One day in 1955, the fledgling People’s Republic of China was unhappy about U.S. involvement with Taiwan, the self-governing island that Beijing considered its territory. So Premier Zhou Enlai wrote a letter to the secretary-general of the United Nations.

“The Chinese people’s exercise of their own sovereign rights in liberating their own territory,” Zhou wrote, “is entirely a matter of China’s internal affairs.” He went on to use that wording, “internal affairs,” three more times in the letter.

Internal affairs. Across the decades, from Zhou’s relatively ineffectual plea extending to the dramatically different China that exists today, that precise phrase remains an indispensable tool for the Beijing government when challenges — and what it considers bad behavior — arrive from the outside.

Whether it’s foreign complaints about human rights, disputes over the South China Sea or anything about Taiwan or Xinjiang or Tibet and the Dalai Lama, the answer has been remarkably consistent: These are the internal affairs of China — so keep your nose out of them.

For evidence, just review this past week’s events and the Beijing government’s reactions.

A U.S. basketball team’s general manager supporting Hong Kong protesters with a single tweet from the United States? Interference in China’s internal affairs, with major repercussions for the NBA. Apple hosting an app to help those protesters locate police? Interference in internal affairs.

An episode of “South Park” that skewers Hollywood for cozying up to Beijing?
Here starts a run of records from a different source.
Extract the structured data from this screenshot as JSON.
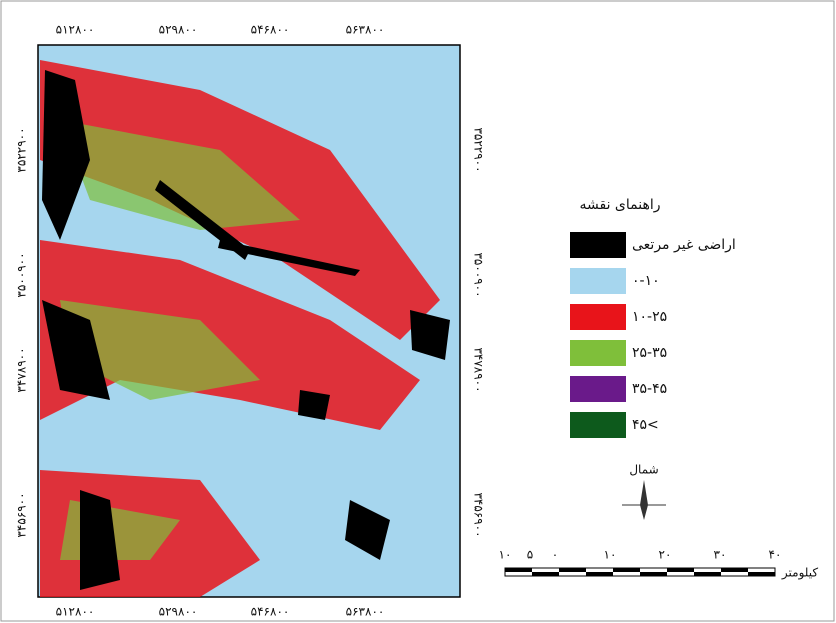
{
  "map": {
    "top_labels": [
      "۵۱۲۸۰۰",
      "۵۲۹۸۰۰",
      "۵۴۶۸۰۰",
      "۵۶۳۸۰۰"
    ],
    "bottom_labels": [
      "۵۱۲۸۰۰",
      "۵۲۹۸۰۰",
      "۵۴۶۸۰۰",
      "۵۶۳۸۰۰"
    ],
    "left_labels": [
      "۳۵۲۲۹۰۰",
      "۳۵۰۰۹۰۰",
      "۳۴۷۸۹۰۰",
      "۳۴۵۶۹۰۰"
    ],
    "right_labels": [
      "۳۵۲۲۹۰۰",
      "۳۵۰۰۹۰۰",
      "۳۴۷۸۹۰۰",
      "۳۴۵۶۹۰۰"
    ]
  },
  "legend": {
    "title": "راهنمای نقشه",
    "items": [
      {
        "label": "اراضی غیر مرتعی",
        "color": "#000000"
      },
      {
        "label": "۰-۱۰",
        "color": "#a6d6ee"
      },
      {
        "label": "۱۰-۲۵",
        "color": "#e8141a"
      },
      {
        "label": "۲۵-۳۵",
        "color": "#7fbf3a"
      },
      {
        "label": "۳۵-۴۵",
        "color": "#6a1a8a"
      },
      {
        "label": "۴۵<",
        "color": "#0d5a1c"
      }
    ]
  },
  "north": "شمال",
  "scale": {
    "labels": [
      "۱۰",
      "۵",
      "۰",
      "۱۰",
      "۲۰",
      "۳۰",
      "۴۰"
    ],
    "unit": "کیلومتر"
  }
}
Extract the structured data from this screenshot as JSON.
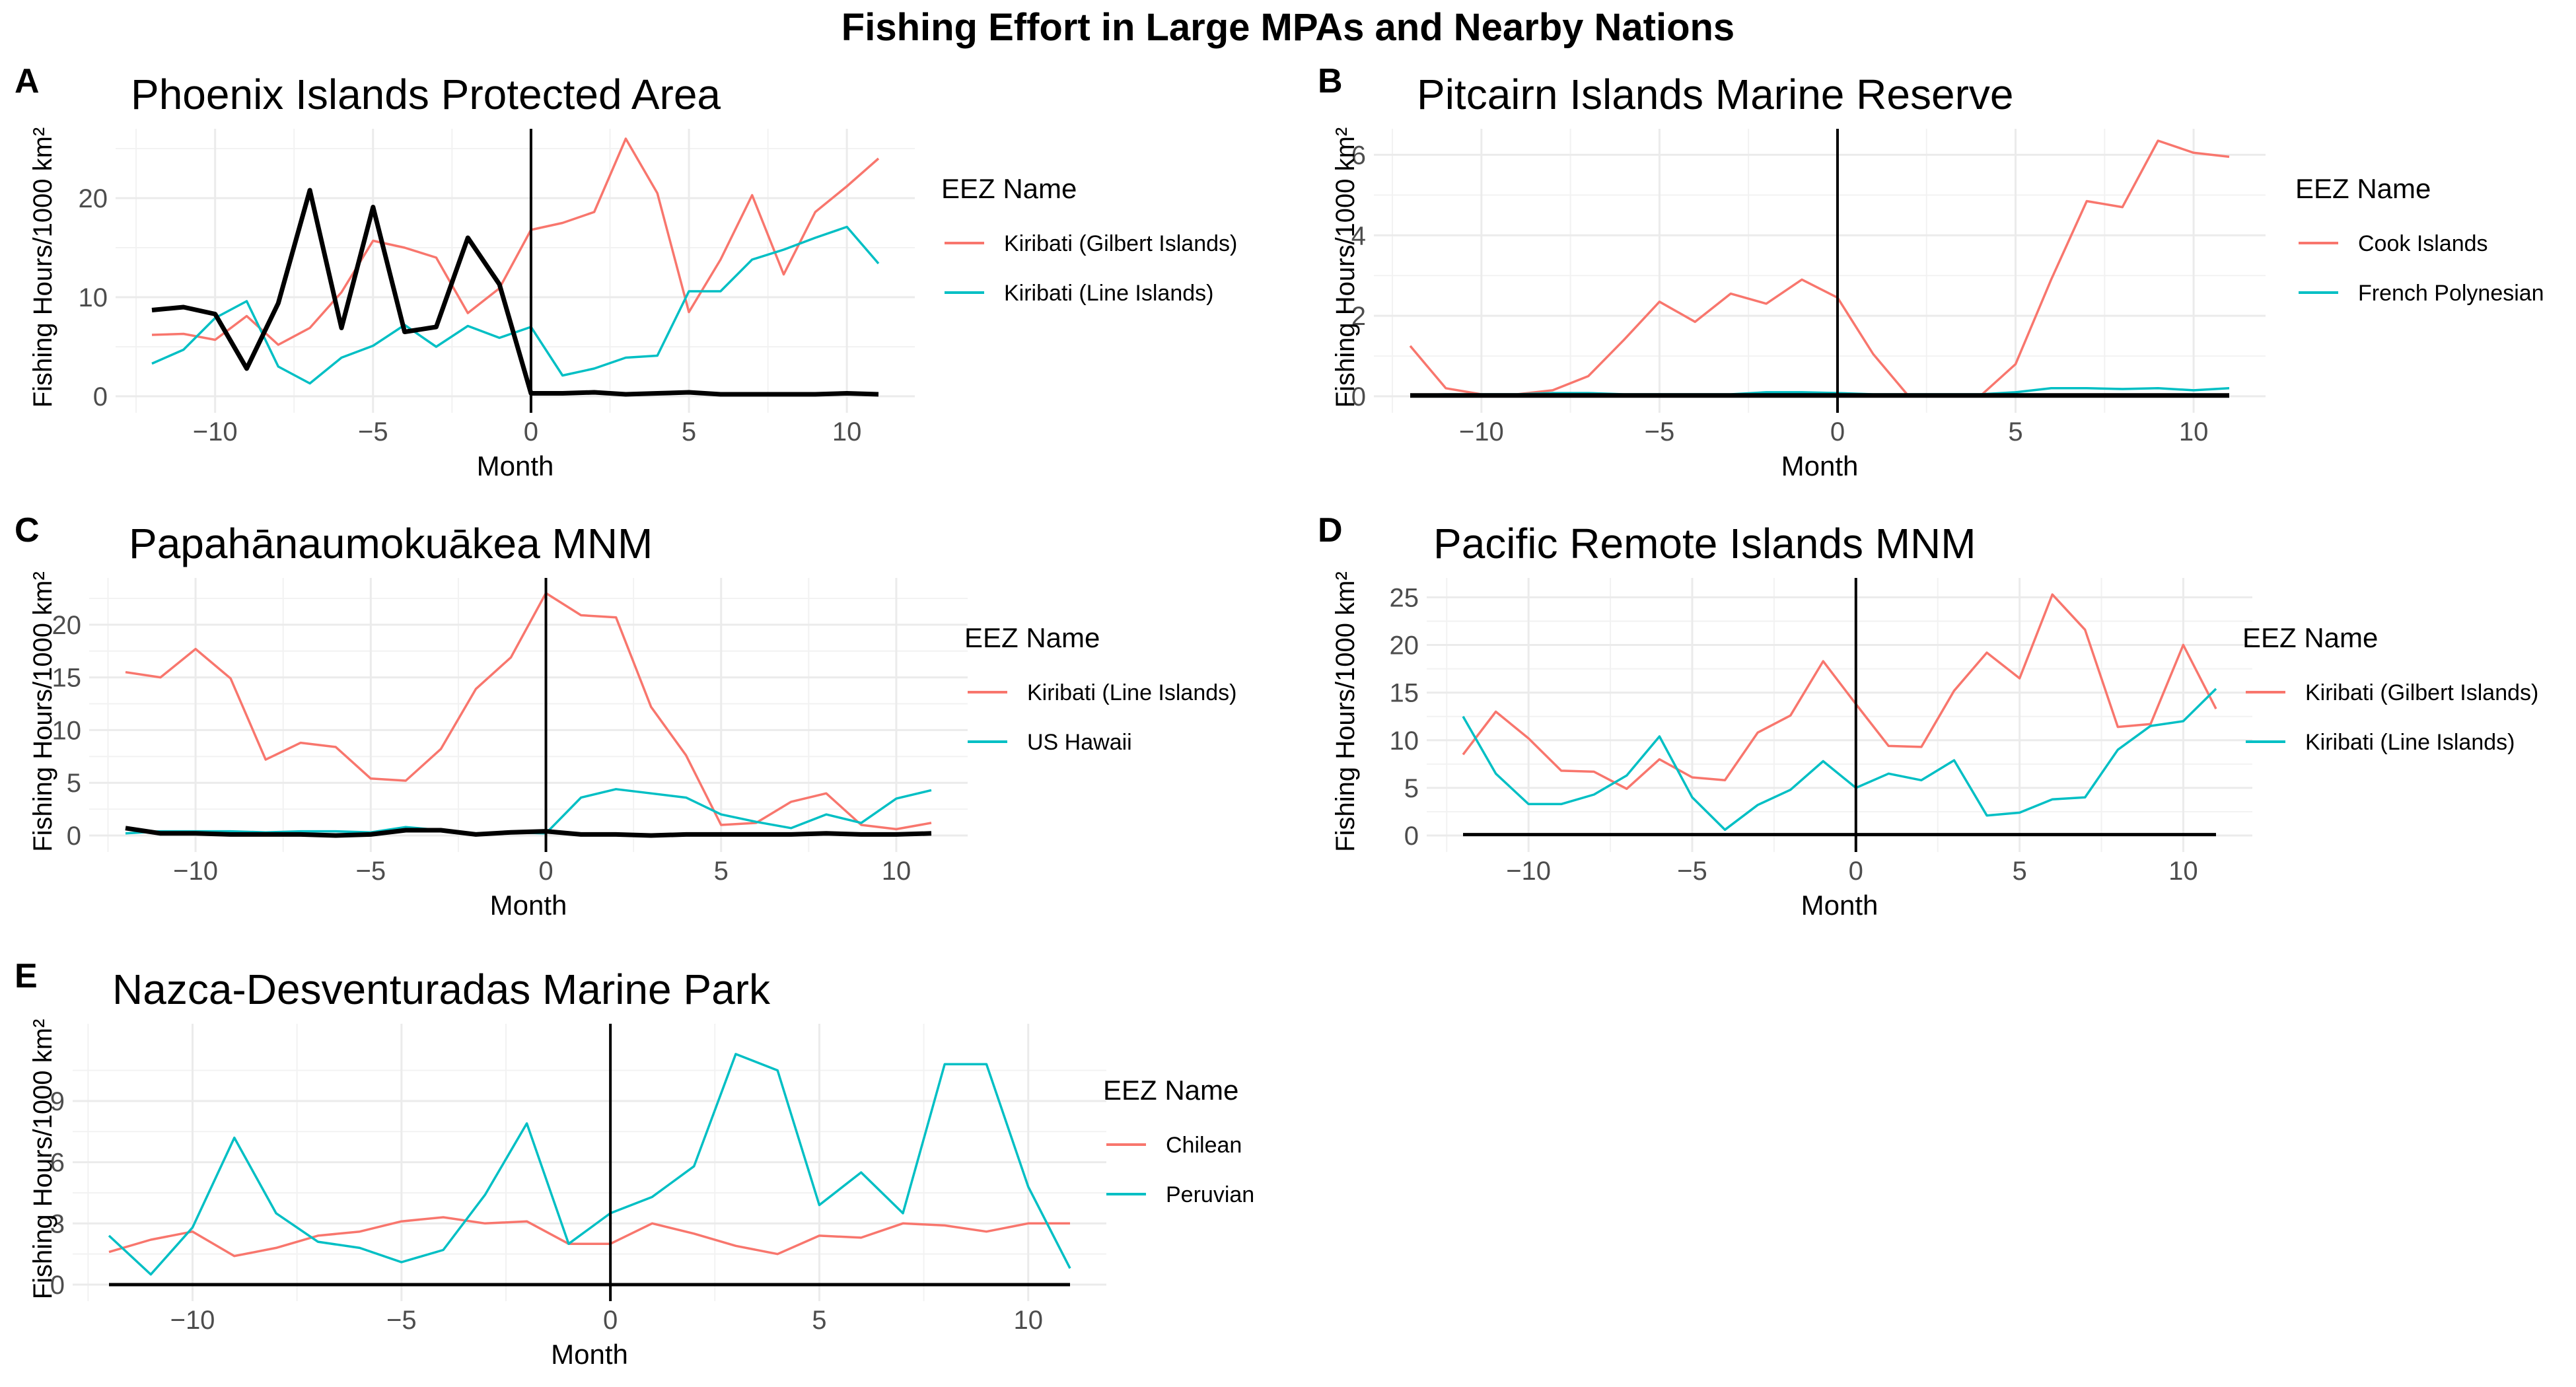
{
  "figure_title": "Fishing Effort in Large MPAs and Nearby Nations",
  "colors": {
    "red": "#F8766D",
    "teal": "#00BFC4",
    "black": "#000000",
    "grid": "#EBEBEB"
  },
  "chart_data": [
    {
      "panel": "A",
      "type": "line",
      "title": "Phoenix Islands Protected Area",
      "xlabel": "Month",
      "ylabel": "Fishing Hours/1000 km²",
      "xlim": [
        -12,
        11
      ],
      "ylim": [
        0,
        26
      ],
      "xticks": [
        -10,
        -5,
        0,
        5,
        10
      ],
      "yticks": [
        0,
        10,
        20
      ],
      "legend_title": "EEZ Name",
      "legend_position": "right",
      "x": [
        -12,
        -11,
        -10,
        -9,
        -8,
        -7,
        -6,
        -5,
        -4,
        -3,
        -2,
        -1,
        0,
        1,
        2,
        3,
        4,
        5,
        6,
        7,
        8,
        9,
        10,
        11
      ],
      "series": [
        {
          "name": "Kiribati (Gilbert Islands)",
          "color": "red",
          "values": [
            6.2,
            6.3,
            5.7,
            8.1,
            5.2,
            6.9,
            10.5,
            15.7,
            15.0,
            14.0,
            8.4,
            10.9,
            16.8,
            17.5,
            18.6,
            26.0,
            20.5,
            8.5,
            13.8,
            20.3,
            12.3,
            18.6,
            21.2,
            24.0
          ]
        },
        {
          "name": "Kiribati (Line Islands)",
          "color": "teal",
          "values": [
            3.3,
            4.7,
            7.9,
            9.6,
            3.0,
            1.3,
            3.9,
            5.1,
            7.2,
            5.0,
            7.1,
            5.9,
            7.0,
            2.1,
            2.8,
            3.9,
            4.1,
            10.6,
            10.6,
            13.8,
            14.8,
            16.0,
            17.1,
            13.4
          ]
        },
        {
          "color": "black",
          "thick": true,
          "values": [
            8.7,
            9.0,
            8.3,
            2.8,
            9.4,
            20.8,
            6.9,
            19.1,
            6.5,
            7.0,
            16.0,
            11.3,
            0.3,
            0.3,
            0.4,
            0.2,
            0.3,
            0.4,
            0.2,
            0.2,
            0.2,
            0.2,
            0.3,
            0.2
          ]
        }
      ]
    },
    {
      "panel": "B",
      "type": "line",
      "title": "Pitcairn Islands Marine Reserve",
      "xlabel": "Month",
      "ylabel": "Fishing Hours/1000 km²",
      "xlim": [
        -12,
        11
      ],
      "ylim": [
        0,
        6.4
      ],
      "xticks": [
        -10,
        -5,
        0,
        5,
        10
      ],
      "yticks": [
        0,
        2,
        4,
        6
      ],
      "legend_title": "EEZ Name",
      "legend_position": "right",
      "x": [
        -12,
        -11,
        -10,
        -9,
        -8,
        -7,
        -6,
        -5,
        -4,
        -3,
        -2,
        -1,
        0,
        1,
        2,
        3,
        4,
        5,
        6,
        7,
        8,
        9,
        10,
        11
      ],
      "series": [
        {
          "name": "Cook Islands",
          "color": "red",
          "values": [
            1.25,
            0.2,
            0.05,
            0.05,
            0.15,
            0.5,
            1.4,
            2.35,
            1.85,
            2.55,
            2.3,
            2.9,
            2.45,
            1.05,
            0.0,
            0.0,
            0.0,
            0.8,
            2.9,
            4.85,
            4.7,
            6.35,
            6.05,
            5.95
          ]
        },
        {
          "name": "French Polynesian",
          "color": "teal",
          "values": [
            0.03,
            0.05,
            0.05,
            0.05,
            0.08,
            0.08,
            0.05,
            0.05,
            0.05,
            0.05,
            0.1,
            0.1,
            0.08,
            0.05,
            0.05,
            0.05,
            0.05,
            0.1,
            0.2,
            0.2,
            0.18,
            0.2,
            0.15,
            0.2
          ]
        },
        {
          "color": "black",
          "thick": true,
          "values": [
            0.02,
            0.02,
            0.02,
            0.02,
            0.02,
            0.02,
            0.02,
            0.02,
            0.02,
            0.02,
            0.02,
            0.02,
            0.02,
            0.02,
            0.02,
            0.02,
            0.02,
            0.02,
            0.02,
            0.02,
            0.02,
            0.02,
            0.02,
            0.02
          ]
        }
      ]
    },
    {
      "panel": "C",
      "type": "line",
      "title": "Papahānaumokuākea MNM",
      "xlabel": "Month",
      "ylabel": "Fishing Hours/1000 km²",
      "xlim": [
        -12,
        11
      ],
      "ylim": [
        0,
        23.5
      ],
      "xticks": [
        -10,
        -5,
        0,
        5,
        10
      ],
      "yticks": [
        0,
        5,
        10,
        15,
        20
      ],
      "legend_title": "EEZ Name",
      "legend_position": "right",
      "x": [
        -12,
        -11,
        -10,
        -9,
        -8,
        -7,
        -6,
        -5,
        -4,
        -3,
        -2,
        -1,
        0,
        1,
        2,
        3,
        4,
        5,
        6,
        7,
        8,
        9,
        10,
        11
      ],
      "series": [
        {
          "name": "Kiribati (Line Islands)",
          "color": "red",
          "values": [
            15.5,
            15.0,
            17.7,
            14.9,
            7.2,
            8.8,
            8.4,
            5.4,
            5.2,
            8.2,
            13.9,
            16.9,
            23.0,
            20.9,
            20.7,
            12.2,
            7.6,
            1.0,
            1.2,
            3.2,
            4.0,
            1.0,
            0.6,
            1.2
          ]
        },
        {
          "name": "US Hawaii",
          "color": "teal",
          "values": [
            0.2,
            0.4,
            0.4,
            0.4,
            0.3,
            0.4,
            0.4,
            0.3,
            0.8,
            0.5,
            0.2,
            0.3,
            0.2,
            3.6,
            4.4,
            4.0,
            3.6,
            2.0,
            1.3,
            0.7,
            2.0,
            1.2,
            3.5,
            4.3
          ]
        },
        {
          "color": "black",
          "thick": true,
          "values": [
            0.7,
            0.2,
            0.2,
            0.1,
            0.1,
            0.1,
            0.0,
            0.1,
            0.5,
            0.5,
            0.1,
            0.3,
            0.4,
            0.1,
            0.1,
            0.0,
            0.1,
            0.1,
            0.1,
            0.1,
            0.2,
            0.1,
            0.1,
            0.2
          ]
        }
      ]
    },
    {
      "panel": "D",
      "type": "line",
      "title": "Pacific Remote Islands MNM",
      "xlabel": "Month",
      "ylabel": "Fishing Hours/1000 km²",
      "xlim": [
        -12,
        11
      ],
      "ylim": [
        0,
        26
      ],
      "xticks": [
        -10,
        -5,
        0,
        5,
        10
      ],
      "yticks": [
        0,
        5,
        10,
        15,
        20,
        25
      ],
      "legend_title": "EEZ Name",
      "legend_position": "right",
      "x": [
        -12,
        -11,
        -10,
        -9,
        -8,
        -7,
        -6,
        -5,
        -4,
        -3,
        -2,
        -1,
        0,
        1,
        2,
        3,
        4,
        5,
        6,
        7,
        8,
        9,
        10,
        11
      ],
      "series": [
        {
          "name": "Kiribati (Gilbert Islands)",
          "color": "red",
          "values": [
            8.5,
            13.0,
            10.2,
            6.8,
            6.7,
            4.9,
            8.0,
            6.1,
            5.8,
            10.8,
            12.6,
            18.3,
            13.8,
            9.4,
            9.3,
            15.2,
            19.2,
            16.5,
            25.3,
            21.6,
            11.4,
            11.7,
            20.0,
            13.3
          ]
        },
        {
          "name": "Kiribati (Line Islands)",
          "color": "teal",
          "values": [
            12.5,
            6.5,
            3.3,
            3.3,
            4.3,
            6.3,
            10.4,
            4.0,
            0.6,
            3.2,
            4.8,
            7.8,
            5.0,
            6.5,
            5.8,
            7.9,
            2.1,
            2.4,
            3.8,
            4.0,
            9.0,
            11.5,
            12.0,
            15.4
          ]
        },
        {
          "color": "black",
          "thick": false,
          "values": [
            0.1,
            0.1,
            0.1,
            0.1,
            0.1,
            0.1,
            0.1,
            0.1,
            0.1,
            0.1,
            0.1,
            0.1,
            0.1,
            0.1,
            0.1,
            0.1,
            0.1,
            0.1,
            0.1,
            0.1,
            0.1,
            0.1,
            0.1,
            0.1
          ]
        }
      ]
    },
    {
      "panel": "E",
      "type": "line",
      "title": "Nazca-Desventuradas Marine Park",
      "xlabel": "Month",
      "ylabel": "Fishing Hours/1000 km²",
      "xlim": [
        -12,
        11
      ],
      "ylim": [
        0,
        12.3
      ],
      "xticks": [
        -10,
        -5,
        0,
        5,
        10
      ],
      "yticks": [
        0,
        3,
        6,
        9
      ],
      "legend_title": "EEZ Name",
      "legend_position": "right",
      "x": [
        -12,
        -11,
        -10,
        -9,
        -8,
        -7,
        -6,
        -5,
        -4,
        -3,
        -2,
        -1,
        0,
        1,
        2,
        3,
        4,
        5,
        6,
        7,
        8,
        9,
        10,
        11
      ],
      "series": [
        {
          "name": "Chilean",
          "color": "red",
          "values": [
            1.6,
            2.2,
            2.6,
            1.4,
            1.8,
            2.4,
            2.6,
            3.1,
            3.3,
            3.0,
            3.1,
            2.0,
            2.0,
            3.0,
            2.5,
            1.9,
            1.5,
            2.4,
            2.3,
            3.0,
            2.9,
            2.6,
            3.0,
            3.0
          ]
        },
        {
          "name": "Peruvian",
          "color": "teal",
          "values": [
            2.4,
            0.5,
            2.8,
            7.2,
            3.5,
            2.1,
            1.8,
            1.1,
            1.7,
            4.4,
            7.9,
            2.0,
            3.5,
            4.3,
            5.8,
            11.3,
            10.5,
            3.9,
            5.5,
            3.5,
            10.8,
            10.8,
            4.8,
            0.8
          ]
        },
        {
          "color": "black",
          "thick": false,
          "values": [
            0.0,
            0.0,
            0.0,
            0.0,
            0.0,
            0.0,
            0.0,
            0.0,
            0.0,
            0.0,
            0.0,
            0.0,
            0.0,
            0.0,
            0.0,
            0.0,
            0.0,
            0.0,
            0.0,
            0.0,
            0.0,
            0.0,
            0.0,
            0.0
          ]
        }
      ]
    }
  ]
}
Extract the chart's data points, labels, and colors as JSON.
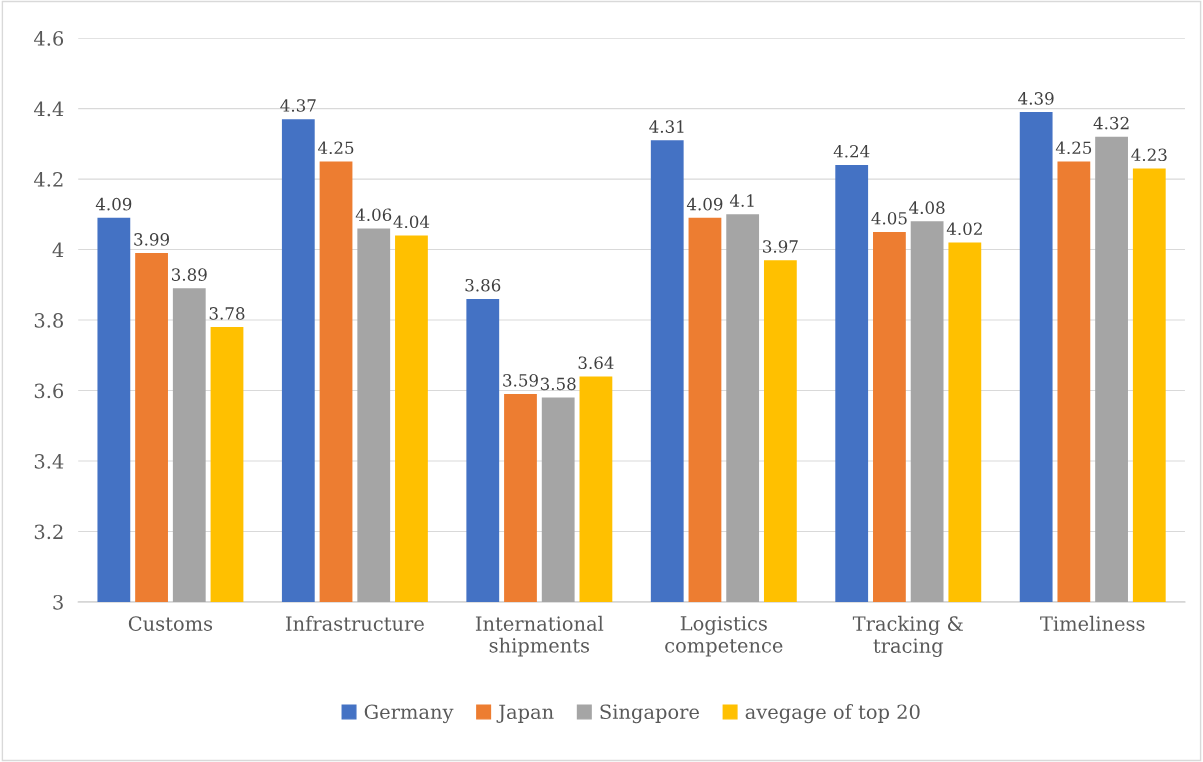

Close enough to interference in internal affairs to get the show scrubbed from the Chinese internet.

And U.S. sanctions on Chinese companies that Washington says provide technology to repress minorities in the country’s predominantly Muslim Xinjiang region? No question about that one.

“I must point out that Xinjiang affairs are purely China’s internal affairs that allow no foreign interference,” Chinese Foreign Ministry spokesman Geng Shuang said Tuesday. “We urge the U.S. to correct its mistakes at once, withdraw this decision and stop its interference in China’s internal affairs.”

Ever since the Opium Wars in the mid-19th century, in which the British forced Qing Dynasty rulers into the opium trade and pried open Chinese ports to Western trade, China’s government has been particularly sensitive to Western doings inside its borders.

But tension between internal and external in China is far older. The very language it uses for itself and the rest of humanity illustrates that: “zhongguo,” or “middle country,” for China and “waiguo,” or “outside country,” for the foreign.

Like any government that controls lots of far-flung land, China, whether run by imperial rulers, Nationalists or the Communist Party, has almost always functioned as a central government trying mightily to maintain control at the edges of a sprawling territory.

In the U.S., power is balanced carefully between a federal government and the states. In China, the might always comes back to the nucleus of the nucleus — once the emperor inside the Forbidden City, now Xi Jinping and the Communist Party’s Politburo Standing Committee.

And in China’s case, watching the farthest reaches of its territory for incursions is a strand of the fundamental, historical DNA.